Прощай, мой милый друг, мне нечего тебе много писать, я могу писать только очень немногое. Прощай. Я не запечатываю этого письма и, может быть, напишу тебе еще…
Перечитывая это письмо, я хотел было тебе его не посылать, настолько оно мне показалось эгоистичным, но я не решился этого сделать, рассчитывая на твою дружбу ко мне и обещая тебе на будущее не говорить больше с тобой в таком тоне… Прощай, мой милый друг, обнимаю тебя, так же как Чаадаевых, Муравьевых и С. Трубецкого. Прощай.

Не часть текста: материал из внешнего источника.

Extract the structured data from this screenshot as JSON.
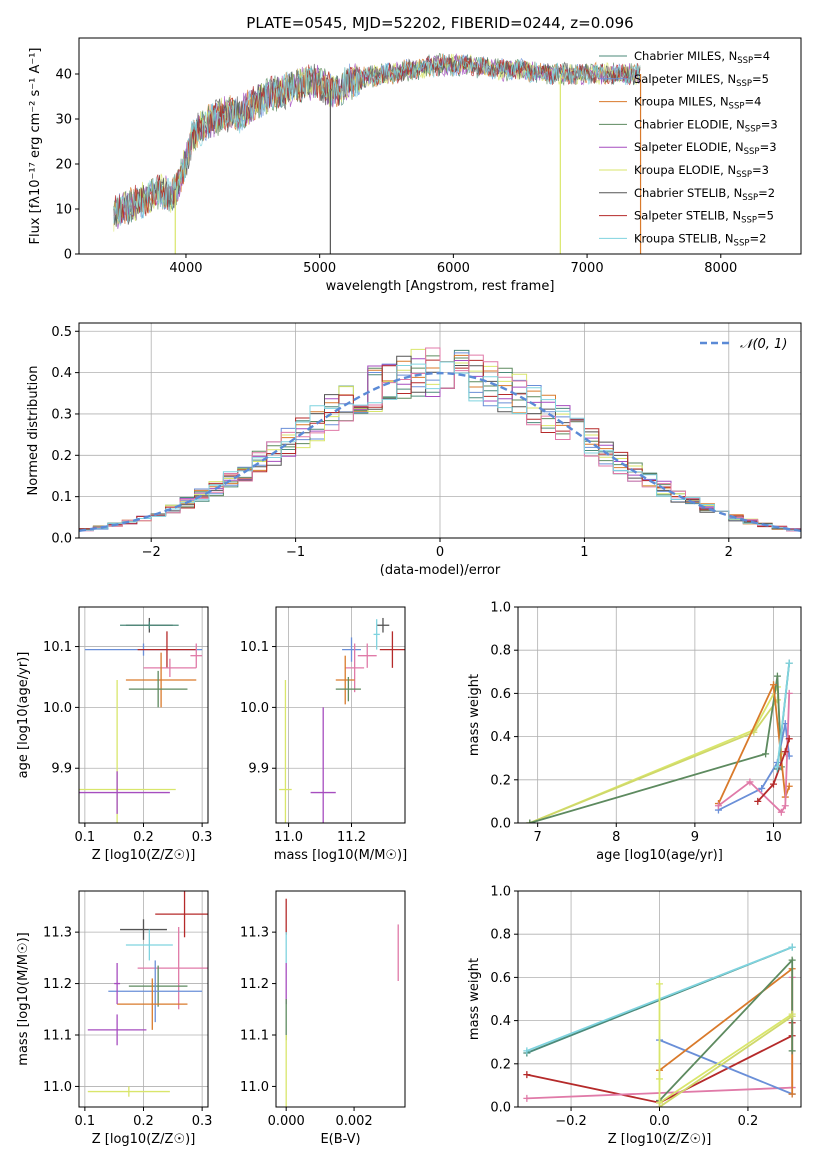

Переписка ведется на французском языке; перевод чувствуется. Он был, понятно, затруднен тем обстоятельством, что надо было искать адекватные обороты и словосочетания в том русском языке, который был в ходу среди определенного круга в ту пору, к которой относится переписка. Отсюда, скорее всего, и тот оттенок какой-то как бы стилизации под «карамзинизм», который заметно снижает в русском переводе ощущение непосредственности контакта с источником и даже способен привносить в стилистику источника определенный эмоционально-психологический акцент. А вместе с тем нельзя, конечно, не почувствовать и тот накал эмоциональной перенапряженности, который со столь видимым усилием воли и столь же тщетно стремится хоть как-то остудить и приморозить, оледенить автор письма. Это, несомненно, ситуация эмоционально-нравственного стресса, как мы бы теперь сказали, — когда страсти в душе, как говорится, кипят, рвутся наружу, не находят выхода и грозят взорвать всю систему психологической блокады, удерживающую их в каких-то допустимых пределах и рамках, и вырваться наружу в неконтролируемом аффекте. Вот, в сущности, то внутреннее «состояние невозможности», в котором находится автор письма, то самое «знаменитое» сочетание «пламени и льда», которое, имея вид какого-то корректного трагизма и контролируемого отчаяния, всегда чревато разрушительным и саморазрушительным взрывом, катастрофой.